Childcare is said to be a top priority, following reports average fees have risen by £1,500 over the last two years.
It is understood Mr Johnson favours reducing legal minimum limits for adult supervision of children. The Prime Minister’s domestic and economic strategy committee will study ideas before the State Opening of Parliament on May 10.
Whitehall insiders say ministers are ordered to come up with “innovative” proposals that can be put in place rapidly, without increasing spending. Measures are likely to focus on freeing up markets to drive down consumer costs. Several Cabinet ministers were reported to have voiced concerns about the impact of recent Treasury tax rises on households during Tuesday’s meeting.
Mr Johnson’s spokesman said: “The Prime Minister said that whilst our recovery from the global pandemic was faster than anybody previously expected, continued disruptions in the global economy, coupled with Putin’s continued crazed malevolence in Ukraine, meant the public was facing real pressures.

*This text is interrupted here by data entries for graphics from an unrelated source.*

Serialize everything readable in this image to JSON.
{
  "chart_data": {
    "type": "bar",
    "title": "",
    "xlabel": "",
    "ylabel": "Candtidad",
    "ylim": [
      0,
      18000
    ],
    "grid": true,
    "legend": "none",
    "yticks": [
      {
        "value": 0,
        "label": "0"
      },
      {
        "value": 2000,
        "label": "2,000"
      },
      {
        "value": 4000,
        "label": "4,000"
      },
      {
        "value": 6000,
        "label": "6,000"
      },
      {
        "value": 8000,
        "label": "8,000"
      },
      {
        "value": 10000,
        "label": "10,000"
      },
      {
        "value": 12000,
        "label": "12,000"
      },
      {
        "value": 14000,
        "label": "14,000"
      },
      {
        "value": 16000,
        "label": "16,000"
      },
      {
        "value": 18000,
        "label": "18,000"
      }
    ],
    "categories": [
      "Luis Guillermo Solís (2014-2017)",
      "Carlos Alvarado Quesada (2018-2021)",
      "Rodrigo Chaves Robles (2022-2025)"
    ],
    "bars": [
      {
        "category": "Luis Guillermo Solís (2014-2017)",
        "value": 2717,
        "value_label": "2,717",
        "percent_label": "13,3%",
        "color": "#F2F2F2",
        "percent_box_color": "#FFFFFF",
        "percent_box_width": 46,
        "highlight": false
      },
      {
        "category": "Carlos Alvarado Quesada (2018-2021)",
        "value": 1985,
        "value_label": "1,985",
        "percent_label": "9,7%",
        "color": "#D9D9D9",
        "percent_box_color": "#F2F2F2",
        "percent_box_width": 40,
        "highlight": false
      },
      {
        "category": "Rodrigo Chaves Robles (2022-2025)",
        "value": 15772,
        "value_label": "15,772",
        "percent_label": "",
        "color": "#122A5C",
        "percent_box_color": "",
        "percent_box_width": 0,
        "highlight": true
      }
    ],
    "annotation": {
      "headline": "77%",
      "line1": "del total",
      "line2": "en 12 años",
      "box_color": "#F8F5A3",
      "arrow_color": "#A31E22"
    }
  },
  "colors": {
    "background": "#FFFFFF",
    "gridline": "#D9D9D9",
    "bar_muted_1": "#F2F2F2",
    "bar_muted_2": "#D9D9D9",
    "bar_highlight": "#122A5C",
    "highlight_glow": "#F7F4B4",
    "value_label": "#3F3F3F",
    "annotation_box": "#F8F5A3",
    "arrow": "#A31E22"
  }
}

The Government would continue to be on their side.
“He said there was more to do, including in areas like childcare, to further ease pressures for those that need it most and to get even more people into high skilled, high-wage jobs.”
Our economy is bouncing back from the impact of Covid, with Government borrowing having more than halved in the 2021-22 financial year.
Emergency pandemic measures came at a cost, but the strength of our economy meant we had the fastest growth in the G7 last year, with unemployment dropping below pre-pandemic levels.
Now we must stick to a sustainable approach to our country’s finances, without burdening the next generation with ever-increasing debt.
We are taking action to help people with the cost of living – spending £22billion this financial year to shield people from bill rises, cut fuel duty as well as National Insurance contributions, and double the Household Support Fund available to £1billion.
In the longer term, growth is essential to support living standards and protect the public finances – but this financial year alone, we’re forecast to spend £83billion on interest on our debt, more than the schools, Home Office and Ministry of Justice budgets combined.
So it’s right that we’re protecting public finances – and it is my personal mission to make sure that hard-earned taxpayers’ money is not wasted by Whitehall.
I’ve joined with colleagues across Government to form a new Efficiencies and Value for Money committee.
I will be relentless in ensuring efficient public spending, responsibility over our debt and a commitment to lowering taxes.